Al via il credito d'imposta per la sanificazione degli ambienti di lavoro e l'acquisto di Dpi

Per le domande online c'è tempo fino al 4 novembre 2021

A partire da oggi 4 ottobre è possibile presentare la domanda per accedere al credito d'imposta per la sanificazione e l'acquisto dei dispositivi di protezione introdotto dal decreto "Sostegni-bis". 

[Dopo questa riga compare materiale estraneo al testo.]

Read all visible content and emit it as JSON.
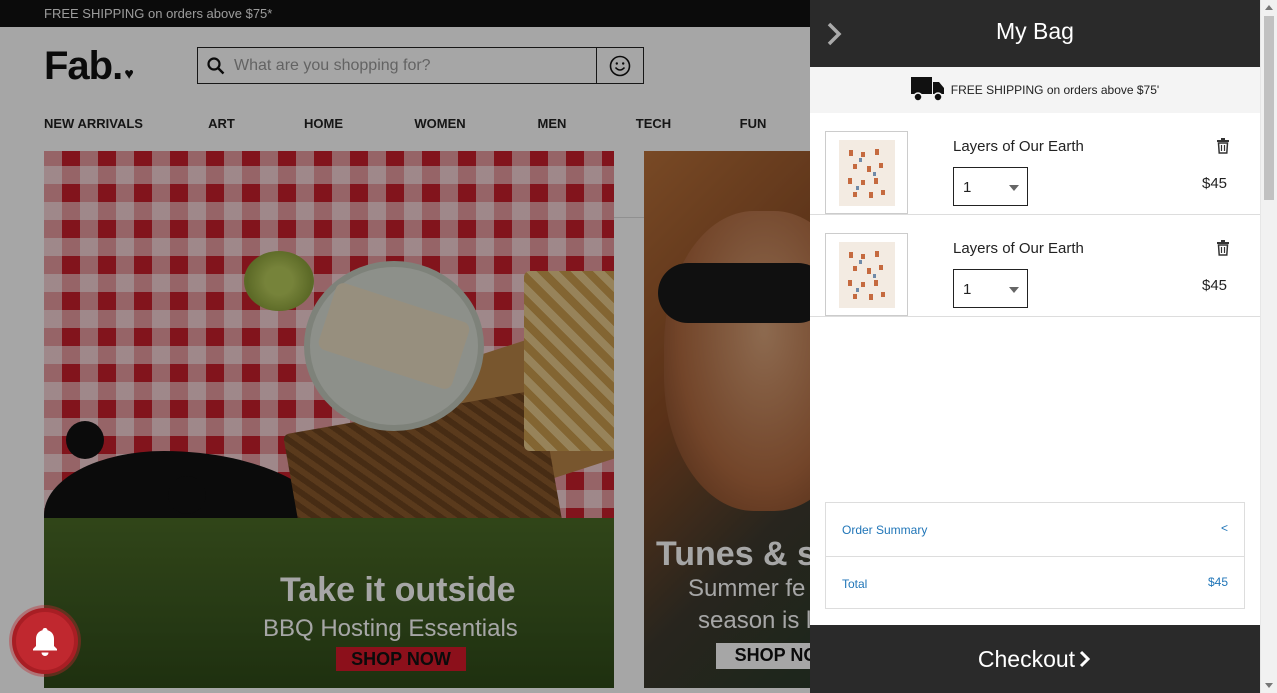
{
  "promo": {
    "text": "FREE SHIPPING on orders above $75*"
  },
  "header": {
    "logo": "Fab.",
    "search_placeholder": "What are you shopping for?"
  },
  "nav": {
    "items": [
      "NEW ARRIVALS",
      "ART",
      "HOME",
      "WOMEN",
      "MEN",
      "TECH",
      "FUN"
    ]
  },
  "banners": [
    {
      "title": "Take it outside",
      "subtitle": "BBQ Hosting Essentials",
      "cta": "SHOP NOW"
    },
    {
      "title": "Tunes & s",
      "subtitle_line1": "Summer fe",
      "subtitle_line2": "season is l",
      "cta": "SHOP NO"
    }
  ],
  "cart": {
    "title": "My Bag",
    "shipping_note": "FREE SHIPPING on orders above $75'",
    "items": [
      {
        "name": "Layers of Our Earth",
        "qty": "1",
        "price": "$45"
      },
      {
        "name": "Layers of Our Earth",
        "qty": "1",
        "price": "$45"
      }
    ],
    "summary": {
      "order_summary_label": "Order Summary",
      "order_summary_toggle": "<",
      "total_label": "Total",
      "total_value": "$45"
    },
    "checkout_label": "Checkout"
  },
  "colors": {
    "cart_header": "#2a2a2a",
    "link_blue": "#2176b8",
    "shop_now_red": "#d71a2a",
    "bell_red": "#c0282f"
  }
}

A comunicarlo è l'Agenzia delle Entrate con una nota che fa seguito al provvedimento con cui il 15 luglio scorso l'amministrazione finanziaria ha approvato il modello e ha definito le modalità di accesso al nuovo credito d'imposta per la sanificazione degli ambienti di lavoro e per l'acquisto di dispositivi di protezione individuale e di altri dispositivi utilizzati per garantire la salute dei lavoratori e degli utenti, comprese le spese per la somministrazione di tamponi per Covid-19. Sono agevolabili le spese sostenute nei mesi di giugno, luglio e agosto 2021. 

IL MODELLO LE ISTRUZIONI

Chi può usufruire del credito d'imposta

I beneficiari del credito d'imposta sono gli esercenti attività d'impresa, arti e professioni, gli enti non commerciali - compresi gli enti del Terzo settore e gli enti religiosi civilmente riconosciuti - e le strutture ricettive extra-alberghiere a carattere non imprenditoriale.

Le spese ammesse

Il credito d'imposta per la sanificazione spetta per le spese sostenute per:

  • la sanificazione degli ambienti nei quali è esercitata l'attività lavorativa e istituzionale e degli strumenti utilizzati nell'ambito di tali attività;
  • la somministrazione di tamponi a coloro che prestano la propria opera nell'ambito delle attività lavorative e istituzionali esercitate dai soggetti beneficiari;
  • l'acquisto di dispositivi di protezione individuale, quali mascherine, guanti, visiere e occhiali protettivi, tute di protezione e calzari, che siano conformi ai requisiti essenziali di sicurezza previsti dalla normativa europea;
  • l'acquisto di prodotti detergenti e disinfettanti;
  • l'acquisto di dispositivi di sicurezza come termometri, termoscanner, tappeti e vaschette decontaminanti e igienizzanti, che siano conformi ai requisiti essenziali di sicurezza previsti dalla normativa europea. Sono incluse le eventuali spese di installazione;
  • l'acquisto di dispostivi impiegati per garantire la distanza di sicurezza interpersonale, quali barriere e pannelli protettivi, incluse le eventuali spese di installazione.

Entità del bonus

Il credito spetta in misura pari al 30% delle spese sostenute nei mesi di giugno, luglio e agosto 2021, fino a un massimo di 60mila euro per ciascun beneficiario, nel limite complessivo di 200 milioni di euro per l'anno 2021. Per accedere al beneficio, è necessario comunicare all'Agenzia l'ammontare delle spese ammissibili sostenute in questi tre mesi, utilizzando l'apposito modello presente sul sito delle Entrate.

Come inviare la comunicazione

La comunicazione può essere trasmessa direttamente dal contribuente oppure da un intermediario, da oggi, 4 ottobre, e fino al 4 novembre 2021. Si potrà utilizzare sia il servizio Web presente nell'area riservata del sito delle Entrate, sia i tradizionali canali telematici dell'Agenzia. Entro 5 giorni l'amministrazione rilascerà una ricevuta che attesta la presa in carico della comunicazione o, altrimenti, lo scarto, con l'indicazione delle relative motivazioni.

Come utilizzare il credito

Il credito d'imposta può essere utilizzato nella dichiarazione dei redditi relativa al periodo d'imposta di sostenimento della spesa oppure in compensazione, tramite modello F24 da presentare esclusivamente online mediante i servizi telematici dell'Agenzia. Al termine del periodo di presentazione delle comunicazioni, sulla base delle richieste pervenute, l'Agenzia determinerà e renderà nota, con uno specifico provvedimento, la quota percentuale dei crediti effettivamente fruibili, in rapporto alle risorse disponibili.